La situazione in casa Lazio è ormai critica. Il patron Lotito è pronto ad una battaglia legale con l'ormai ex tecnico Vladimir Petkovic, reo di aver firmato un contratto con la Nazionale Svizzera - che partirà dal primo luglio 2014 - senza però presentare le dimissioni da allenatore della squadra biancoceleste. Secondo il presidente del club capitolino, il mister nato a Sarajevo non avrebbe rispettato le regole. Per questo motivo Claudio Lotito è pronto ad esonerare per giusta causa il tecnico, portando per vie legali la situazione chiedendo oltre ad un risarcimento, anche la squalifica del serbo.

Rischia di chiudersi nei peggiori dei modi l'avventura di Petkovic nella Capitale. Dopo la stagione 2012-2013 trionfale, che ha visto la Lazio alzare la Coppa Italia superando in finale la Roma, la squadra biancoceleste ha avuto un calo netto in questa prima parte di campionato, non trovando la continuità di risultati che ci si aspettava per poter lottare per il terzo posto.

A pagare come sempre è l'allenatore, reo di non aver dato tranquillità all'ambiente e di non aver saputo sfruttare i nuovi elementi acquistati durante la sessione estiva di calciomercato: due su tutti Biglia e Felipe Anderson, il primo lasciato spesso in panchina (soprattutto nei primi mesi) mentre il secondo in realtà non è mai stato pienamente disponibile a causa di vari fastidi muscolari.

Intanto, nella vicenda tra Lotito e Petkovic interviene anche la Federazione Svizzera che non ha paura delle azioni legali del patron laziale, consapevole di aver rispettato le regole. Si preannuncia una battaglia lunga e tortuosa. Ormai il presidente biancoceleste ci ha abituato a situazioni del genere, visto che in passato è stato protagonista di battaglie legali contro Pandev e recentemente contro Zarate.
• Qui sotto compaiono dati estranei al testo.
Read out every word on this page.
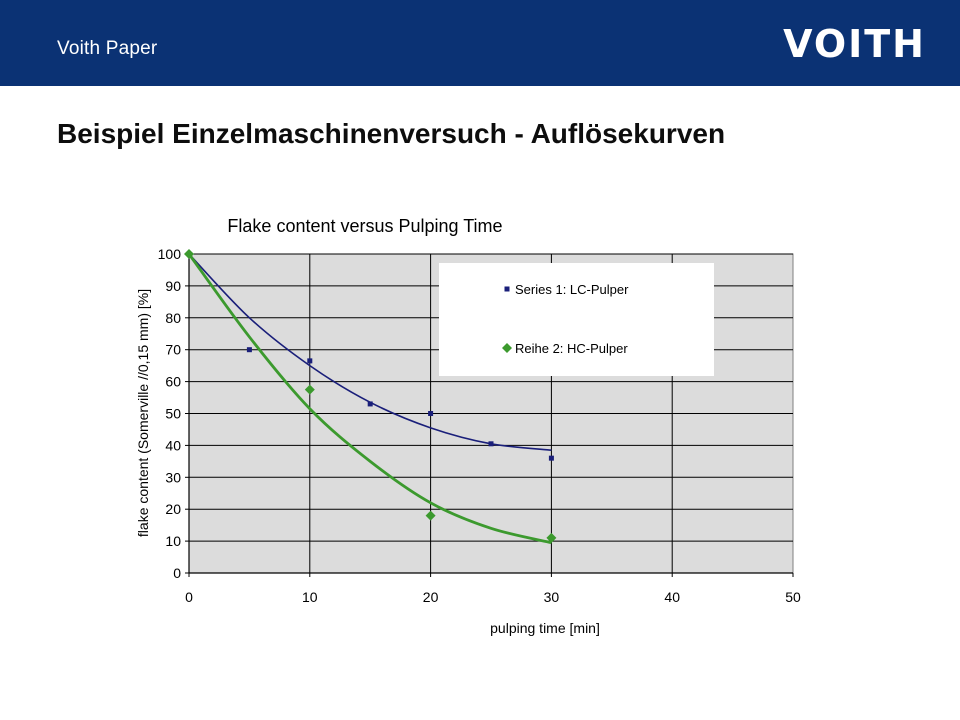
Voith Paper	VOITH
Beispiel Einzelmaschinenversuch - Auflösekurven
Flake content versus Pulping Time
0
10
20
30
40
50
60
70
80
90
100
0	10	20	30	40	50
pulping time [min]
flake content (Somerville //0,15 mm) [%]	Series 1: LC-Pulper
Reihe 2: HC-Pulper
Per onor di cronaca bisogna ricordare che il contratto di Vladimir Petkovic con la società capitolina scadrà a fine campionato, quindi anche senza le dimissioni o l'esonero, il tecnico potrebbe finire l'avventura alla Lazio il 30 giugno 2014 e iniziare quella da commissario tecnico della Svizzera a partire dal giorno seguente.
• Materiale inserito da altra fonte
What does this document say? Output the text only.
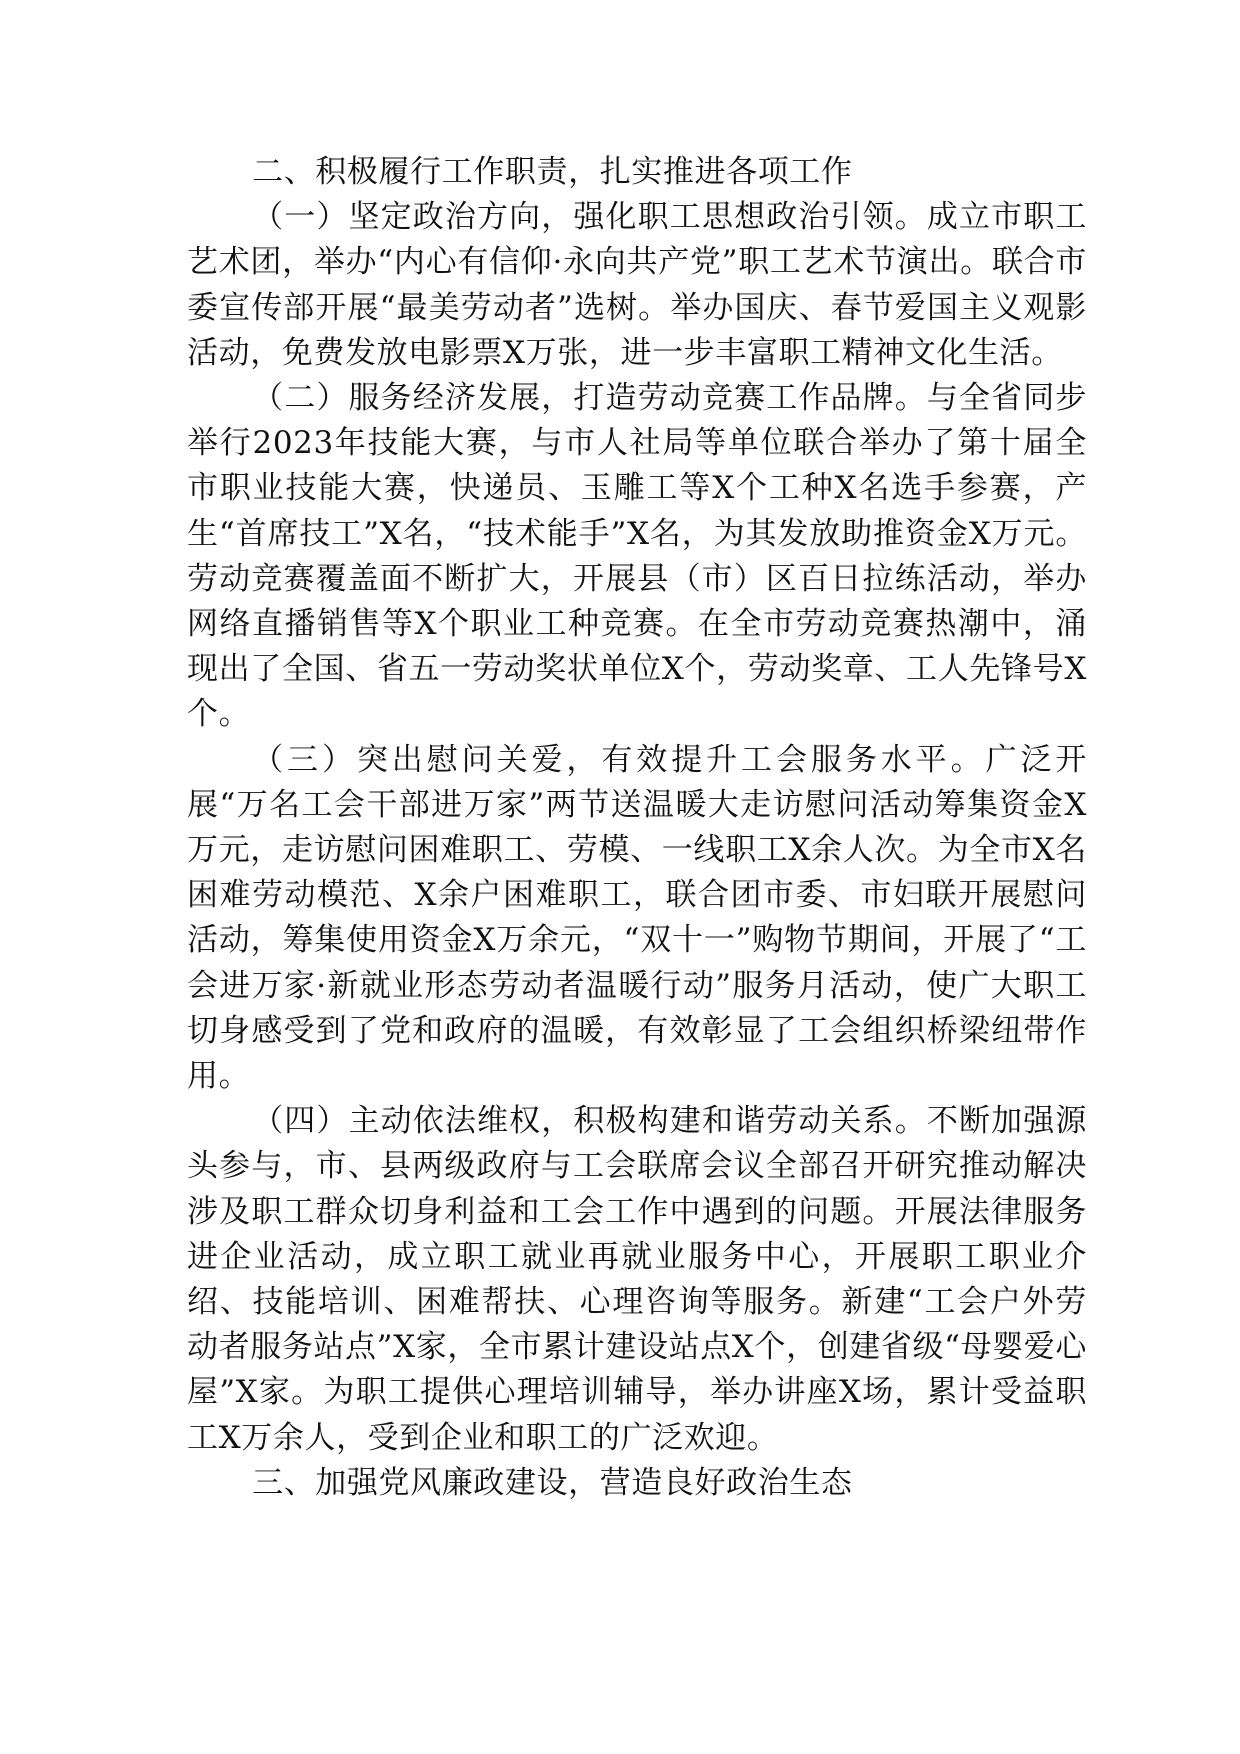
二、积极履行工作职责，扎实推进各项工作

（一）坚定政治方向，强化职工思想政治引领。成立市职工艺术团，举办“内心有信仰·永向共产党”职工艺术节演出。联合市委宣传部开展“最美劳动者”选树。举办国庆、春节爱国主义观影活动，免费发放电影票X万张，进一步丰富职工精神文化生活。

（二）服务经济发展，打造劳动竞赛工作品牌。与全省同步举行2023年技能大赛，与市人社局等单位联合举办了第十届全市职业技能大赛，快递员、玉雕工等X个工种X名选手参赛，产生“首席技工”X名，“技术能手”X名，为其发放助推资金X万元。劳动竞赛覆盖面不断扩大，开展县（市）区百日拉练活动，举办网络直播销售等X个职业工种竞赛。在全市劳动竞赛热潮中，涌现出了全国、省五一劳动奖状单位X个，劳动奖章、工人先锋号X个。

（三）突出慰问关爱，有效提升工会服务水平。广泛开展“万名工会干部进万家”两节送温暖大走访慰问活动筹集资金X万元，走访慰问困难职工、劳模、一线职工X余人次。为全市X名困难劳动模范、X余户困难职工，联合团市委、市妇联开展慰问活动，筹集使用资金X万余元，“双十一”购物节期间，开展了“工会进万家·新就业形态劳动者温暖行动”服务月活动，使广大职工切身感受到了党和政府的温暖，有效彰显了工会组织桥梁纽带作用。

（四）主动依法维权，积极构建和谐劳动关系。不断加强源头参与，市、县两级政府与工会联席会议全部召开研究推动解决涉及职工群众切身利益和工会工作中遇到的问题。开展法律服务进企业活动，成立职工就业再就业服务中心，开展职工职业介绍、技能培训、困难帮扶、心理咨询等服务。新建“工会户外劳动者服务站点”X家，全市累计建设站点X个，创建省级“母婴爱心屋”X家。为职工提供心理培训辅导，举办讲座X场，累计受益职工X万余人，受到企业和职工的广泛欢迎。

三、加强党风廉政建设，营造良好政治生态
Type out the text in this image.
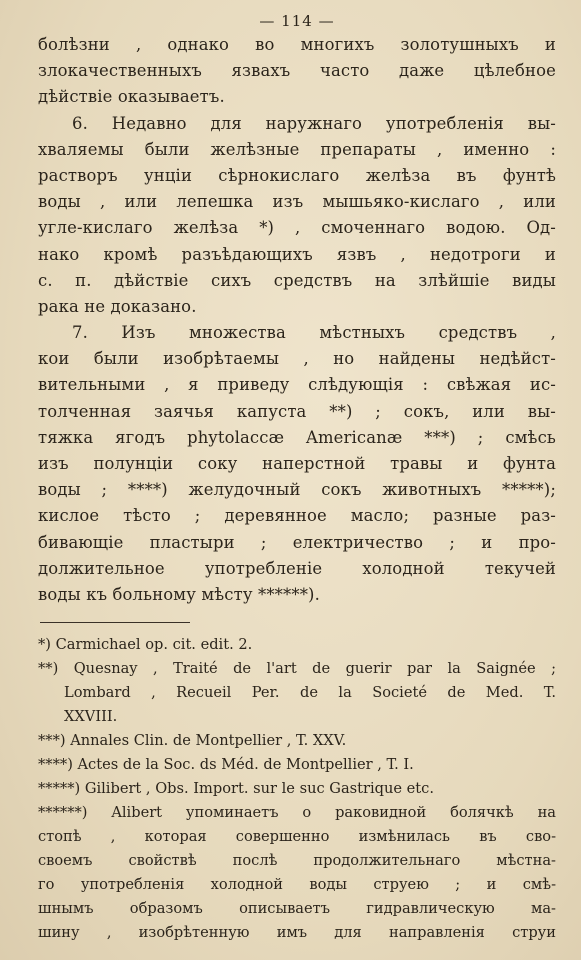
— 114 —
болѣзни , однако во многихъ золотушныхъ и
злокачественныхъ язвахъ часто даже цѣлебное
дѣйствіе оказываетъ.
6. Недавно для наружнаго употребленія вы-
хваляемы были желѣзные препараты , именно :
растворъ унціи сѣрнокислаго желѣза въ фунтѣ
воды , или лепешка изъ мышьяко-кислаго , или
угле-кислаго желѣза *) , смоченнаго водою. Од-
нако кромѣ разъѣдающихъ язвъ , недотроги и
с. п. дѣйствіе сихъ средствъ на злѣйшіе виды
рака не доказано.
7. Изъ множества мѣстныхъ средствъ ,
кои были изобрѣтаемы , но найдены недѣйст-
вительными , я приведу слѣдующія : свѣжая ис-
толченная заячья капуста **) ; сокъ, или вы-
тяжка ягодъ phytolaccæ Americanæ ***) ; смѣсь
изъ полунціи соку наперстной травы и фунта
воды ; ****) желудочный сокъ животныхъ *****);
кислое тѣсто ; деревянное масло; разные раз-
бивающіе пластыри ; електричество ; и про-
должительное употребленіе холодной текучей
воды къ больному мѣсту ******).
*) Carmichael op. cit. edit. 2.
**) Quesnay , Traité de l'art de guerir par la Saignée ;
Lombard , Recueil Per. de la Societé de Med. T.
XXVIII.
***) Annales Clin. de Montpellier , T. XXV.
****) Actes de la Soc. ds Méd. de Montpellier , T. I.
*****) Gilibert , Obs. Import. sur le suc Gastrique etc.
******) Alibert упоминаетъ о раковидной болячкѣ на
стопѣ , которая совершенно измѣнилась въ сво-
своемъ свойствѣ послѣ продолжительнаго мѣстна-
го употребленія холодной воды струею ; и смѣ-
шнымъ образомъ описываетъ гидравлическую ма-
шину , изобрѣтенную имъ для направленія струи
Lotito però avrebbe preferito un passo indietro dell'allenatore, per evitare un esonero che costerà alla società il pagamento degli ultimi sei mesi di contratto.

I pareri tra gli addetti ai lavori sono piuttosto discordanti: c'è chi sta dalla parte del tecnico biancoceleste, e chi invece dalla parte del presidente Lotito. Il tutto dovrebbe risolversi in tribunale, con il rischio di squalifica per Petkovic se la ragione dovesse andare al patron della Lazio.